Patient was continued on ventillation post operatively. Inotropic support was required at this time. There was a gradual deterioration of renal parameteres and increased requirement of inotropic agents. Patient went on to oliguria with high coloured urine. There was a steady climb of cpk. At 36 hours a very high above knee amputation was done(Most of the muscles in the thigh which looked viable and were actively bleeding during the primary surgery were found nonviable now and only very little muscle could be salvaged). Soon after this the urine though small in amount became clearer. Patient was continued on ventillator, inotropic support and started on peritoneal dialysis. After the first cycle the electrolytes were maintained but serum creatinine was still high. The second cycle continued during which patient developed cardiac arrest from which he could not be resucitated.

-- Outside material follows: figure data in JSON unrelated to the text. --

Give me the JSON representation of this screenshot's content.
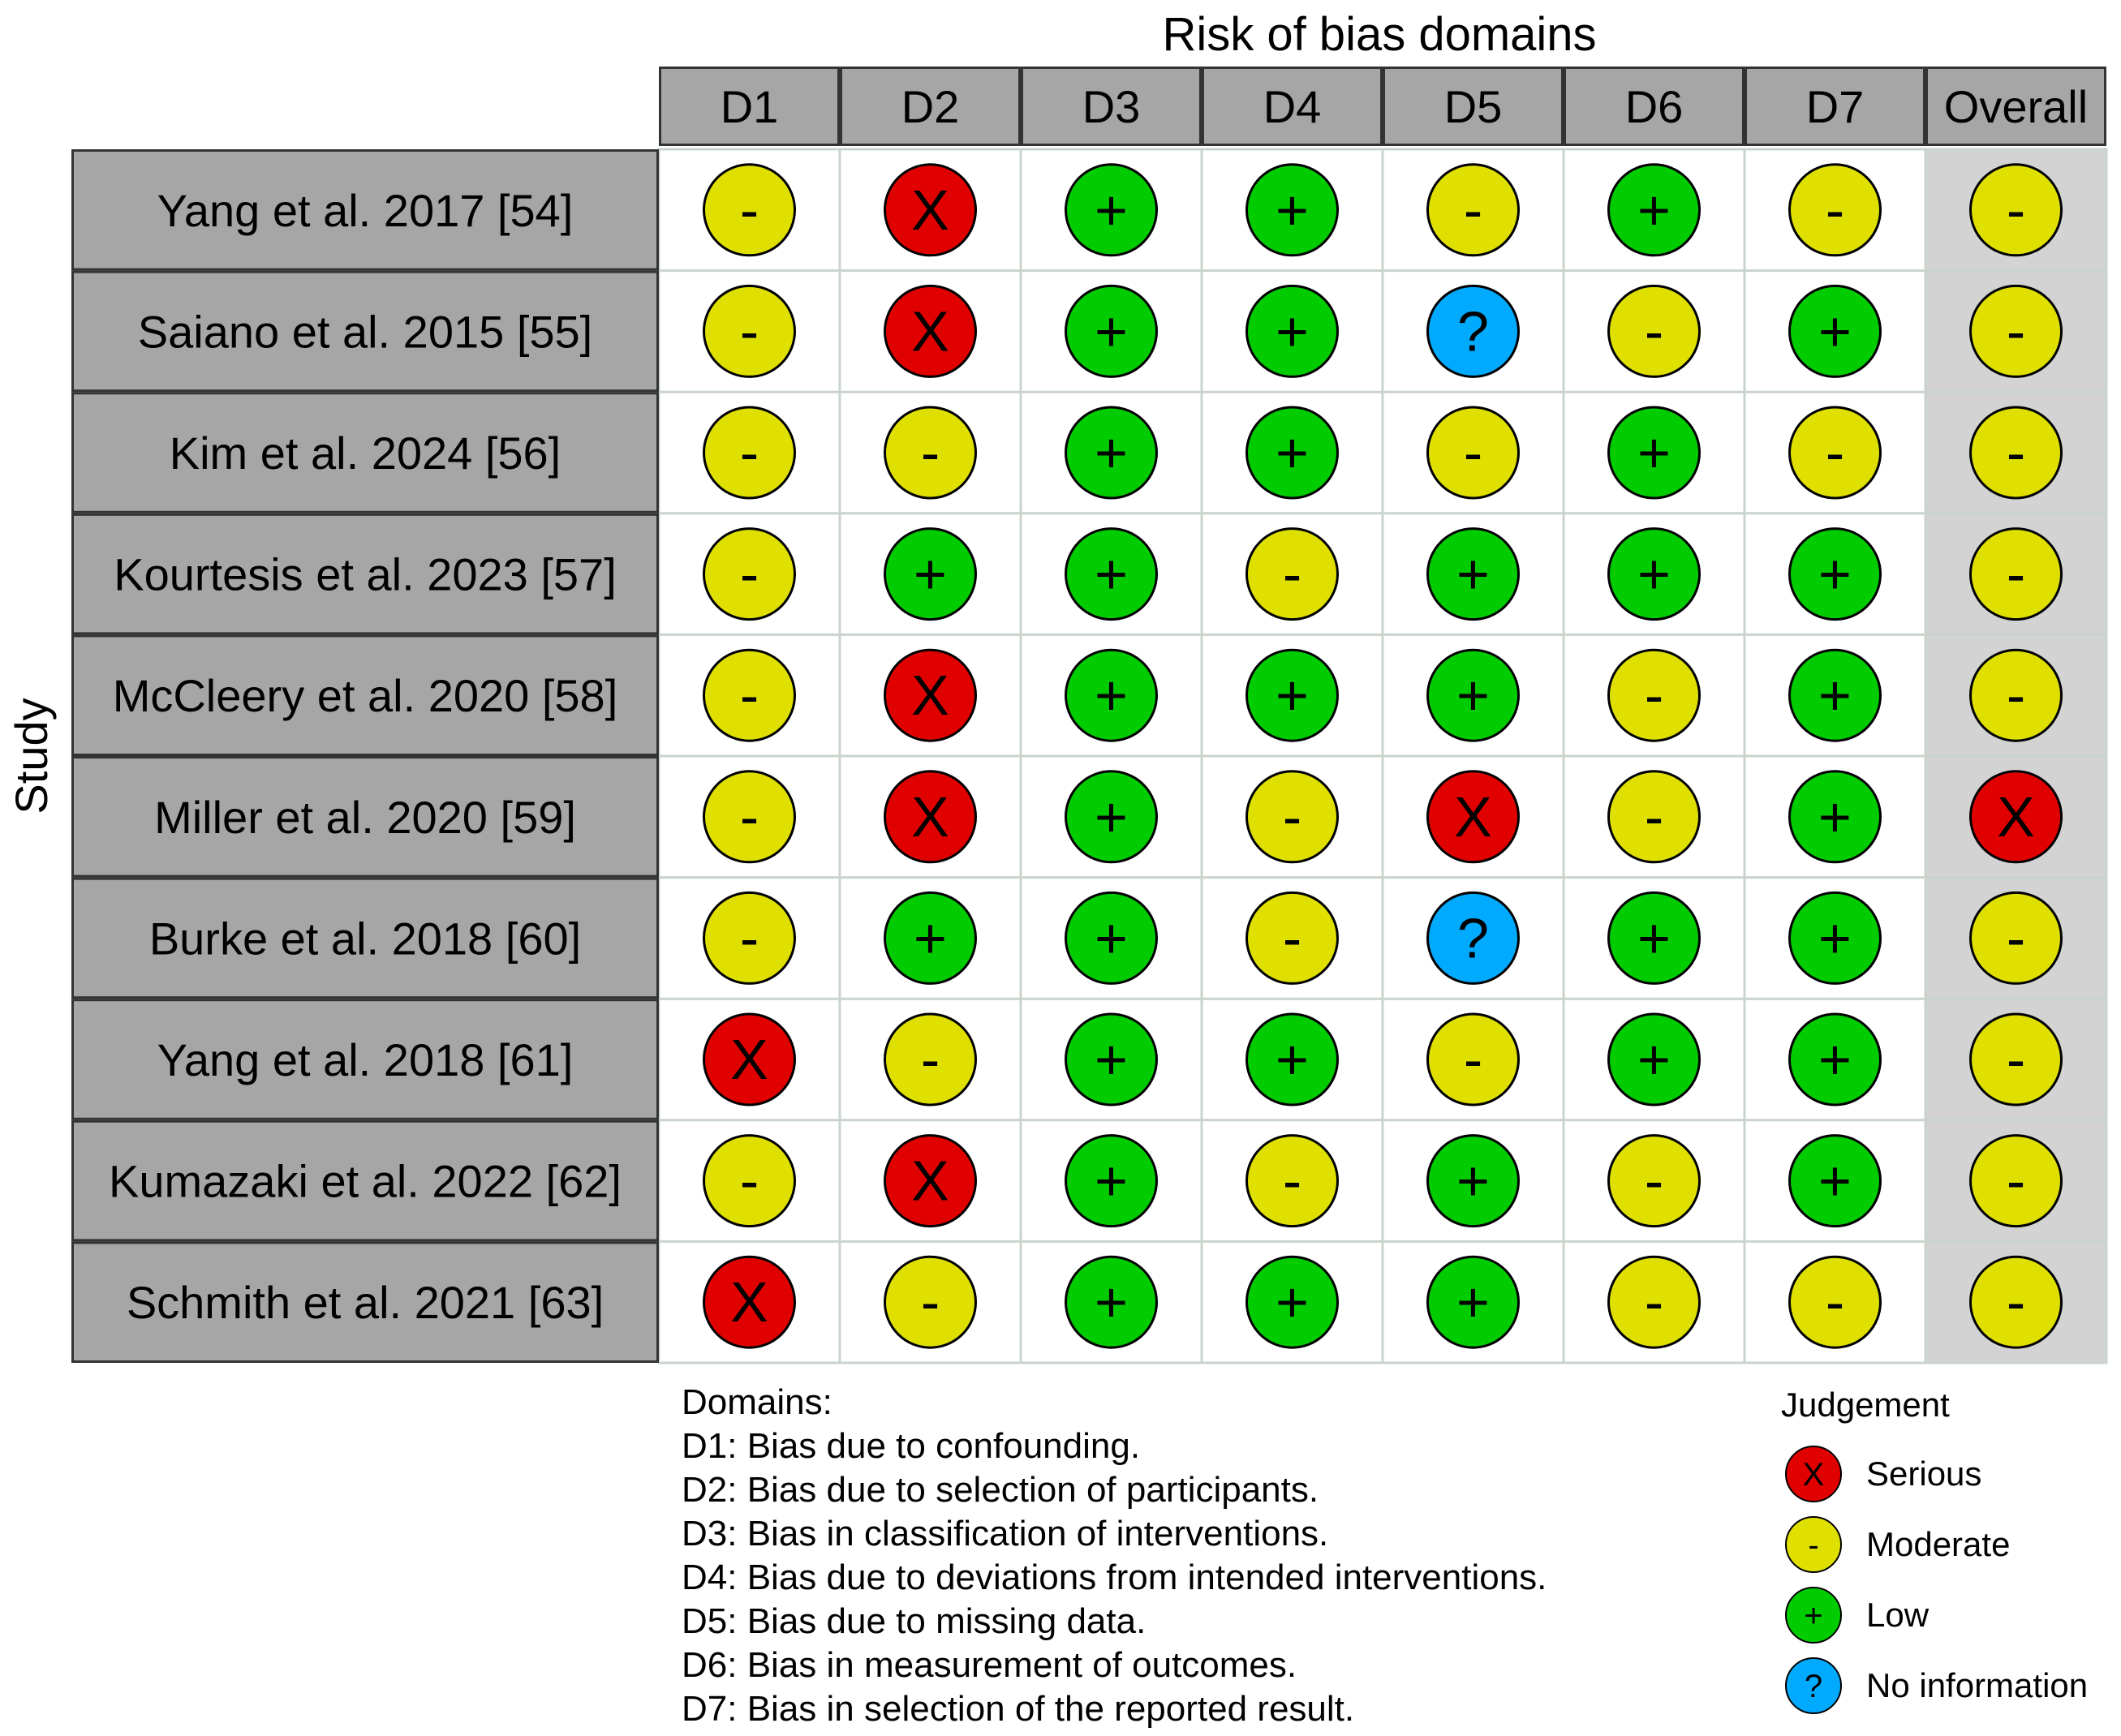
{
  "chart_data": {
    "type": "table",
    "title": "Risk of bias domains",
    "ylabel": "Study",
    "columns": [
      "D1",
      "D2",
      "D3",
      "D4",
      "D5",
      "D6",
      "D7",
      "Overall"
    ],
    "studies": [
      {
        "name": "Yang et al. 2017 [54]",
        "judgements": [
          "moderate",
          "serious",
          "low",
          "low",
          "moderate",
          "low",
          "moderate",
          "moderate"
        ]
      },
      {
        "name": "Saiano et al. 2015 [55]",
        "judgements": [
          "moderate",
          "serious",
          "low",
          "low",
          "no_information",
          "moderate",
          "low",
          "moderate"
        ]
      },
      {
        "name": "Kim et al. 2024 [56]",
        "judgements": [
          "moderate",
          "moderate",
          "low",
          "low",
          "moderate",
          "low",
          "moderate",
          "moderate"
        ]
      },
      {
        "name": "Kourtesis et al. 2023 [57]",
        "judgements": [
          "moderate",
          "low",
          "low",
          "moderate",
          "low",
          "low",
          "low",
          "moderate"
        ]
      },
      {
        "name": "McCleery et al. 2020 [58]",
        "judgements": [
          "moderate",
          "serious",
          "low",
          "low",
          "low",
          "moderate",
          "low",
          "moderate"
        ]
      },
      {
        "name": "Miller et al. 2020 [59]",
        "judgements": [
          "moderate",
          "serious",
          "low",
          "moderate",
          "serious",
          "moderate",
          "low",
          "serious"
        ]
      },
      {
        "name": "Burke et al. 2018 [60]",
        "judgements": [
          "moderate",
          "low",
          "low",
          "moderate",
          "no_information",
          "low",
          "low",
          "moderate"
        ]
      },
      {
        "name": "Yang et al. 2018 [61]",
        "judgements": [
          "serious",
          "moderate",
          "low",
          "low",
          "moderate",
          "low",
          "low",
          "moderate"
        ]
      },
      {
        "name": "Kumazaki et al. 2022 [62]",
        "judgements": [
          "moderate",
          "serious",
          "low",
          "moderate",
          "low",
          "moderate",
          "low",
          "moderate"
        ]
      },
      {
        "name": "Schmith et al. 2021 [63]",
        "judgements": [
          "serious",
          "moderate",
          "low",
          "low",
          "low",
          "moderate",
          "moderate",
          "moderate"
        ]
      }
    ],
    "judgement_styles": {
      "serious": {
        "symbol": "X",
        "color": "#e00000"
      },
      "moderate": {
        "symbol": "-",
        "color": "#e0e000"
      },
      "low": {
        "symbol": "+",
        "color": "#00cc00"
      },
      "no_information": {
        "symbol": "?",
        "color": "#00aaff"
      }
    },
    "domains_title": "Domains:",
    "domains": [
      "D1: Bias due to confounding.",
      "D2: Bias due to selection of participants.",
      "D3: Bias in classification of interventions.",
      "D4: Bias due to deviations from intended interventions.",
      "D5: Bias due to missing data.",
      "D6: Bias in measurement of outcomes.",
      "D7: Bias in selection of the reported result."
    ],
    "legend_title": "Judgement",
    "legend": [
      {
        "key": "serious",
        "label": "Serious"
      },
      {
        "key": "moderate",
        "label": "Moderate"
      },
      {
        "key": "low",
        "label": "Low"
      },
      {
        "key": "no_information",
        "label": "No information"
      }
    ],
    "colors": {
      "header_fill": "#a6a6a6",
      "overall_fill": "#d3d3d3",
      "grid_line": "#c8d4cc",
      "border": "#333333"
    }
  }
}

There were a few events in the course which we could not quite understand: There was retrograde flow from the femoral vessels when we started. The leg compartments were quite soft when we started which kept on getting tenser later in spite of liberal fasciotomies, the flow back through the intact tissues laterally and posterolaterally in the thigh and also through the reconstructed femoral vein.

We do hope to get your comments on this case.

Dr.T.I. George, Consultant Orthopaedic Surgeon,
Polytrauma, Microvascular Surgery And Hand Surgery Unit,
Metropolitan Hospital, Trichur, S.India.

Date: Fri, 15 Mar 2002 07:39:57 -0600

From: Steven Rabin

was there vascular injury more proximal? i have seen compartment syndrome of the gluteal area present with rhabdomyolysis and renal failure twice. Both were large individuals with a lot of muscle mass and had crush injury as well as their femur fractures.

Date: Fri, 15 Mar 2002 23:43:32 +0530


No. There was a good flow from the proximal femoral artery. In fact he was almost bleeding to death on arrival.